With this in mind, we introduce Horizon - an open source end-to-end platform for applied RL developed and used at Facebook. Horizon is built in Python and uses PyTorch for modeling and training

Paszke et al. (2017) and Caffe2 for model serving Jia et al. (2014). It aims to fill the rapidly-growing need for RL systems that are tailored to work on real, industry produced, datasets. To achieve this goal, we designed our platform with the following principles in mind.

  • Ability to Handle Large Datasets Efficiently

  • Ability to Preprocess Data Automatically & Efficiently

  • Competitive Algorithmic Performance

  • Algorithm Performance Estimates before Launch

  • Flexible Model Serving in Production

  • Platform Reliability

The rest of this paper goes into the details and features of Horizon, but at a high level Horizon features:

Data preprocessing: A Spark Zaharia et al. (2010) pipeline that converts logged training data into the format required for training numerous different deep RL models.

Feature Normalization

: Logic to extract metadata about every feature including type (float, int, enum, probability, etc.) and method to normalize the feature. This metadata is then used to automatically preprocess features during training and serving, mitigating issues from varying feature scales and distributions which has shown to improve model performance and convergence

Ioffe & Szegedy (2015).

Deep RL model implementations: Horizon provides implementations of Deep Q-networks (DQN) Mnih et al. (2015), Deep Q-networks with double Q-learning (DDQN) Van Hasselt et al. (2016), Deep Q-networks with dueling architecture (Dueling DQN & Dueling DDQN) Wang et al. (2015) for discrete action spaces, a parametric action version of all the previously mentioned algorithms for handling very large discrete action spaces, and Deep Deterministic Policy Gradients (DDPG) Lillicrap et al. (2015) for continuous action spaces.

Multi-GPU training: Industry datasets can be very large. At Facebook many of our datasets contain tens of millions of samples per day. Internally, Horizon has functionality to conduct training on many GPUs distributed over numerous machines. This allows for fast model iteration and high utilization of industry sized clusters. Even for problems with very high dimensional feature sets (hundreds or thousands of features) and millions of training examples, we are able to learn models in a few hours (while doing preprocessing and counterfactual policy evaluation on every batch). As part of the initial open source release, Horizon supports CPU, GPU, and multi-GPU training on a single machine.

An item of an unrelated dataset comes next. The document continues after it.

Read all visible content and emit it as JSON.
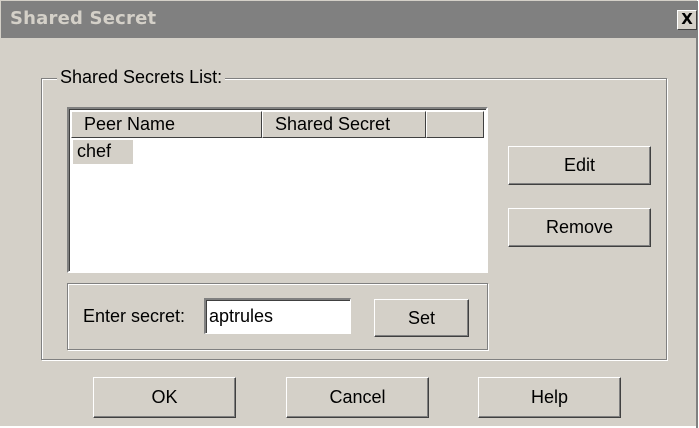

Counterfactual policy evaluation: Unlike in pure research settings where simulators offer safe ways to test models and time to collect new samples is very short, in applied settings it is usually rare to have access to a simulator. This makes offline model evaluation important as new models affect the real world and time to collect new observations and retrain models may take days or weeks. Horizon scores trained models offline using several well known counterfactual policy evaluation (CPE) methods. The step-wise importance sampling estimator, step-wise direct sampling estimator, step-wise doubly-robust estimator Dudık et al. (2011), sequential doubly-robust estimator Jiang & Li (2016)111Two variants are implemented; one makes uses of ordinal importance sampling and the other weighted importance sampling., and MAGIC estimator Thomas & Brunskill (2016) are all run as part of Horizon’s end-to-end training workflow.

Optimized Serving: Post training, models are exported from PyTorch to a Caffe2 network and set of parameters via ONNX Exchange (2018). Caffe2 is optimized for performance and portability, allowing models to be deployed to thousands of machines.

Tested Algorithms: Testing production RL systems is a new area with no established best practices. We take inspiration from systems best practices and test our core functionality and algorithms in Horizon via unit tests and integration tests. Using custom environments (i.e. Gridworld) and some standard environments from OpenAI’s Gym Brockman et al. (2016) we train and evaluate all of our RL models on every pull request.

We end the paper discussing examples of how models trained with Horizon outperformed supervised learning and heuristic based policies to send notifications and to stream video at Facebook. We provide details into the formulation and methods used in our approach.

2 Data Preprocessing

Many RL models are trained on consecutive pairs of state/action tuples (DQN, DDPG, etc.). However, in production systems data is often logged as it comes in, requiring offline logic to join the data in a format suitable for RL. To assist in creating data in this format, Horizon includes a Spark pipeline (called the Timeline pipeline) that transforms logged data collected in the following row format:

  • MDP ID

    : A unique ID for the Markov Decision Process (MDP) chain that this training example is a part of.

  • Sequence Number: A number representing the location of the state in the MDP (i.e. a timestamp).

  • State Features: The features of the current step that are independent of the action.

  • Action: The action taken at the current step. A string (i.e. ‘up’) if the action is discrete or a set of features if the action is parametric or continuous.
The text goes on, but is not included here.